Flawless Federer into tenth Wimbledon final
Originally published on 10/07/15
The seven-time champion hit 56 winners and just 11 unforced errors as he triumphed 7-5 7-5 6-4 to reach his tenth Wimbledon final, and with it the chance to avenge last year’s final defeat to Djokovic.
Federer has lost just one service game in six matches en route to the final, and Murray, one of the game’s greatest returners, had just one break point opportunity, which came in the first game of the match.
In a match of the highest quality, Federer took the opening set after Murray couldn’t scoop the ball from out from under his feet after rushing the net. After winning the toss, Murray opted to receive and he found himself serving to stay in each set. The 2013 champion saved five set points in a 14-minute service game to keep himself in the second set at 5-5, but after Federer replied with a love service game, Murray was once again serving to stay in the set, and a forehand volley winner sealed the second set for the Swiss.
Murray has come back from two sets to love down seven times in his career, including twice at Wimbledon (against Richard Gasquet, in 2008 and Fernando Verdasco in 2013) but the Scot could find no opening on Federer’s impenetrable serve.
"That's definitely the best he served against me," said Murray, who has not beaten Federer since the 2013 Australian Open. "Apart from the first game where I had the chance there, I didn't really have any opportunities. Then that puts pressure on you and the pressure builds throughout the set. Obviously I got broken right at the end all of the sets.
"But I didn't actually play a bad match. Whether I could have done more returningwise, a few times when I had opportunities on the second serve. But he served it extremely well, close to the lines and made it very difficult for me on the first serve return."
"It was definitely one of the best matches I've played in my career," admitted Federer. "Today I was clearly able to play very well from the start. The beginning was always going to be an important part of the game. I had to save breakpoint first, then I was able to start rolling on my serve. I played a great game to break."
In a repeat of the 2014 final, Federer will now meet Djokovic after the world No.1 defeated Richard Gasquet in 7-6(2) 6-4 6-4.
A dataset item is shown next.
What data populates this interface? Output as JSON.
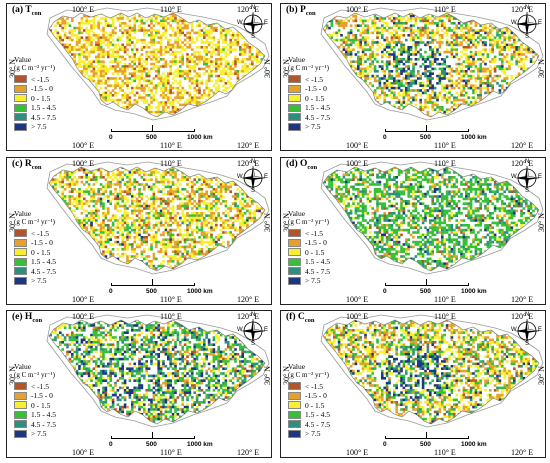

Gasquet, who shocked French Open champion Stan Wawrinka in the quarter-finals, ran Djokovic close in all three sets, but the Serb was the more clinical as he booked his place in a fourth Wimbledon final in five years.
After an early exchange of breaks, Gasquet was the better player for much of the first period, hitting just five unforced errors in the opening set, but Djokovic was clinical when it mattered most, winning the opening set on a tiebreak.
With momentum on his side, Djokovic broke in the opening game of the second set to put himself in control, and began to pile on the pressure as Gasquet was forced to fend off another break point to avoid going a double break down.
With the final in his sights, Djokovic broke in the third game of the third set, and although Gasquet saved two match points as he served to stay in the match, it merely delayed the inevitable as Djokovic sealed victory in two hours and 21 minutes.
"We all know how good he is. He's the greatest ever," Djokovic said of his next opponent. "There's not enough praises for what he does. But this is where he loves to play. This is where he plays his best tennis.
"The Centre Court of Wimbledon, seven titles. It's his court; he loves it. He usually rises up to the occasion. He's always playing his toughest when it matters the most. That's why he's a big champion. It's going to be probably the biggest challenge I can have."